Archive for June 8th, 2010

Blue Lightning by Ann Cleeves. MacMillan, 2010.

Summer, more than any other time of year, seems to lend itself to light reading. Too hot to face generally depressing non-fiction (at least if you read pretty much anything having to do with the state of the natural world or the environment). Anyway, I’ve been lazing through some fun books lately. After a hard day of gardening, they’re just the ticket.

Blue Lightning is the fourth in Ann Cleeves’ Shetland Quartet featuring Detective Jimmy Perez. The books are colour coded: Raven Black, White Nights, Red Bones and now Blue Lightning. I was drawn to the series by the unusual location, the remote Shetland islands to the north of Scotland. In this last book, Perez returns to Fair Isle, where he grew up, to introduce his fiance Fran to his parents. While they are visiting, a murder occurs. A body has been found at the island’s bird observatory and as bad weather has shut down all travel, Perez is called upon to investigate. The stage is set for an Agatha Christie-style mystery, where all the suspects are cloistered together in a cut-off location.

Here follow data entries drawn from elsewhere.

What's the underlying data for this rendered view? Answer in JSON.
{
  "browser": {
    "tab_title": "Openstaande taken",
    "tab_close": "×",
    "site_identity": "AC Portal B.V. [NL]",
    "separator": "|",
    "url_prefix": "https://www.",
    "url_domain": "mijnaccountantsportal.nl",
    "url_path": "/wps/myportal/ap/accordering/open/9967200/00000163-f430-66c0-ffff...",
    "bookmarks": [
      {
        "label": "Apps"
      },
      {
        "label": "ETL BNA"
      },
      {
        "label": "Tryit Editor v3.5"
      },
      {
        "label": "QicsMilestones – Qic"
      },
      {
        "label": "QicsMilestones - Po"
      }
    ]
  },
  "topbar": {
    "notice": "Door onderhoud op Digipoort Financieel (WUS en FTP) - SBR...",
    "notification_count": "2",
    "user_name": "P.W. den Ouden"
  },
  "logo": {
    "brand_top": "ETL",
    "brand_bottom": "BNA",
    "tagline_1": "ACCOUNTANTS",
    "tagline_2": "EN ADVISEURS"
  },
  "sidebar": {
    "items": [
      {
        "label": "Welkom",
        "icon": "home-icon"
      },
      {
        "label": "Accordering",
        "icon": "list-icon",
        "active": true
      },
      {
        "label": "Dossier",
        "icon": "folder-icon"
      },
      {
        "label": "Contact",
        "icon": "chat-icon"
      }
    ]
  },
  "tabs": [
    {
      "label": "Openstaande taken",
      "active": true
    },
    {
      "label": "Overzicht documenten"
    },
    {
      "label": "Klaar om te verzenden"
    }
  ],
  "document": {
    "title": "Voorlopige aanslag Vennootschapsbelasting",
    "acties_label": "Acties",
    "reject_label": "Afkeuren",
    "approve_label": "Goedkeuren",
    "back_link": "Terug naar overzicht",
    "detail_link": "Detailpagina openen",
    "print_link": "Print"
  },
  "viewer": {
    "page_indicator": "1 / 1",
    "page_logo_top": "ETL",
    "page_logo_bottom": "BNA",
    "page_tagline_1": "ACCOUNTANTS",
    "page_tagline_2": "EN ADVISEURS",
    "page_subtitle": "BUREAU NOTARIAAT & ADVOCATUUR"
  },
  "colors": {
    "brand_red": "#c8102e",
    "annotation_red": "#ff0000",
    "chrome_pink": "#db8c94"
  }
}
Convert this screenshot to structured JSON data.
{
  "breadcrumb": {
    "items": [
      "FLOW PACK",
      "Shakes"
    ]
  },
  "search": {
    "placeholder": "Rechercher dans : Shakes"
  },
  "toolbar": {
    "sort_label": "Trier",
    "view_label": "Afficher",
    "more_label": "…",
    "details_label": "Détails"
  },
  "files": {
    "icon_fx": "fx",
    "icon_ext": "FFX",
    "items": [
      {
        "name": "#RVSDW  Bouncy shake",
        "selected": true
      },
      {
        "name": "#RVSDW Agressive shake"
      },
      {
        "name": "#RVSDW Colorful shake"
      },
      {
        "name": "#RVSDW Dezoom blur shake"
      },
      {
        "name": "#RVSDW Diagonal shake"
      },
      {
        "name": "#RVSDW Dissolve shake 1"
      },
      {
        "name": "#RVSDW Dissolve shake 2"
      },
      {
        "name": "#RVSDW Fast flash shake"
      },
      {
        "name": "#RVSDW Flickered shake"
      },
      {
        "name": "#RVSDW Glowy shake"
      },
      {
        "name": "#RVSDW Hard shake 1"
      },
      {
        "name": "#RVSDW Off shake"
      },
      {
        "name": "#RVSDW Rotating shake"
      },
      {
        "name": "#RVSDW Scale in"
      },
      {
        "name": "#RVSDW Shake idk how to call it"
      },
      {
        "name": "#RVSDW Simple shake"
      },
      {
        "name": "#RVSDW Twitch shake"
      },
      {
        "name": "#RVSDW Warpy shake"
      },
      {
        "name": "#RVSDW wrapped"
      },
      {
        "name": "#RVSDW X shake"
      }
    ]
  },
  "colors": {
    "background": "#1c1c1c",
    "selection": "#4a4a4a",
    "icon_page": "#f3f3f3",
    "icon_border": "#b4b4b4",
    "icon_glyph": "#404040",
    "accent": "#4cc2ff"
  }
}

Of the four mysteries, I found Blue Lightning the least satisfactory. It moves along rather slowly, and then, just as things are wrapping up, the plot takes a jarring, unexpected turn. According to the author’s website, no further installments in the series are intended, and it seems like a harsh conclusion to leave with Jimmy’s followers. Still, it is an interesting foursome, and I recommend giving Raven Black a try. If you enjoy it, you can carry on right through to the final installment and see if you agree.

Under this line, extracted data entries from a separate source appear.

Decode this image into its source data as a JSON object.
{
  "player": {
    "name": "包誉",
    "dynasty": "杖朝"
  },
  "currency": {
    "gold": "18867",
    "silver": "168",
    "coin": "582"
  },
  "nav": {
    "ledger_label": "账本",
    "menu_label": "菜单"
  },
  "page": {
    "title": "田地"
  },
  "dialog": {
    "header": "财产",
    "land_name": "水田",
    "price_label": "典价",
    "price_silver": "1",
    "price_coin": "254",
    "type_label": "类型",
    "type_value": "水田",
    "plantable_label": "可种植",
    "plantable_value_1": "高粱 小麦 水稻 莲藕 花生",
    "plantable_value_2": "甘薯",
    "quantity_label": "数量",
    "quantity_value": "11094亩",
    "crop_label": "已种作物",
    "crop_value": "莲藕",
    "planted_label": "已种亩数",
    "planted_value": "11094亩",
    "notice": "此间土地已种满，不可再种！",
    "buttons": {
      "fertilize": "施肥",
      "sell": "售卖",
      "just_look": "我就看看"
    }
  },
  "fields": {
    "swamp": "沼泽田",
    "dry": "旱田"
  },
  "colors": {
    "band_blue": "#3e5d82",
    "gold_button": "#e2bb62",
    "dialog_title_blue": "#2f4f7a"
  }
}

The Double Comfort Safari Club by Alexander McCall Smith. Knopf, 2010.

This latest entry in the No 1 Ladies Detective Agency series is book number eleven. The books bring to mind adjectives such as charming, heart-warming, delightful and endearing, but for all that, Smith somehow is able to avoid sticky sweetness. Instead, Smith offers up a sympathetic look at the foibles of human nature as Mma Ramotswe brings her gentle wisdom and wit to bear on the problems her customers bring to the Agency. In this outing, Mma Ramotswe and Mma Makutsi travel to the north of Botswana, to a safari camp on the Okavango Delta, to deliver an inheritance.

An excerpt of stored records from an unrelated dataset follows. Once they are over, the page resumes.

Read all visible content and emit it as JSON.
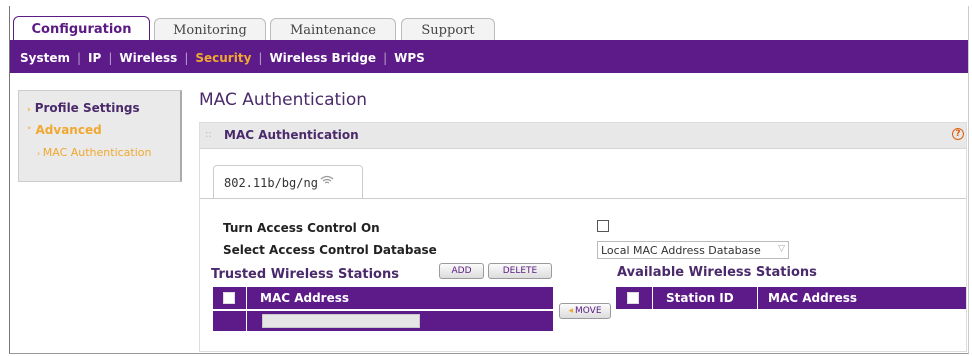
{
  "top_tabs": [
    {
      "label": "Configuration",
      "active": true
    },
    {
      "label": "Monitoring",
      "active": false
    },
    {
      "label": "Maintenance",
      "active": false
    },
    {
      "label": "Support",
      "active": false
    }
  ],
  "subnav": [
    "System",
    "IP",
    "Wireless",
    "Security",
    "Wireless Bridge",
    "WPS"
  ],
  "subnav_active": "Security",
  "sidebar": {
    "profile_settings": "Profile Settings",
    "advanced": "Advanced",
    "mac_auth_link": "MAC Authentication"
  },
  "page_title": "MAC Authentication",
  "section_title": "MAC Authentication",
  "help_icon": "?",
  "radio_tab": "802.11b/bg/ng",
  "form": {
    "access_control_label": "Turn Access Control On",
    "database_label": "Select Access Control Database",
    "database_value": "Local MAC Address Database"
  },
  "trusted": {
    "title": "Trusted Wireless Stations",
    "add_label": "ADD",
    "delete_label": "DELETE",
    "col_mac": "MAC Address"
  },
  "move_label": "MOVE",
  "available": {
    "title": "Available Wireless Stations",
    "col_station": "Station ID",
    "col_mac": "MAC Address"
  },
  "colors": {
    "brand_purple": "#5d1a89",
    "accent_orange": "#f0a830"
  }
}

I enjoyed the No. 1 Ladies Detective Agency series from the very first book, but Smith really hit his stride after a few outings, and now each book is like returning to spend an afternoon sitting in the shade with old friends on a hot afternoon, sipping bush tea and hearing the latest news. Start at the beginning, and enjoy a summerful of satisfying reading.

Major Pettigrew’s Last Stand by Helen Simonson. Random House 2010.

I had to put my name on a waiting list at the library to secure a copy of Major Pettigrew. Having finished the novel, I’m a bit puzzled as to why the book is enjoying such success. It’s a nice little story, and I enjoyed it. It was a pleasant read, nicely paced, with a gentle love story at its heart, and Simonson is a capable writer. Still. It took me till halfway through the book to warm up to Major Pettigrew, who struck me as a rather wooden caricature of the old “British grin and bear, jolly good, old man, that’s Major Pettigrew” stereotype. Do such men still exist? Then there is the spoiled son, who is apparently making his way in the business world, yet acts like a five-year-old. The local titled lord with no money, the scheming American, the overbearing Pakistani family, they’re all here. It is really just Simonson’s writing that holds it all together. That, and a happy ending. Happy endings are good for summer reading.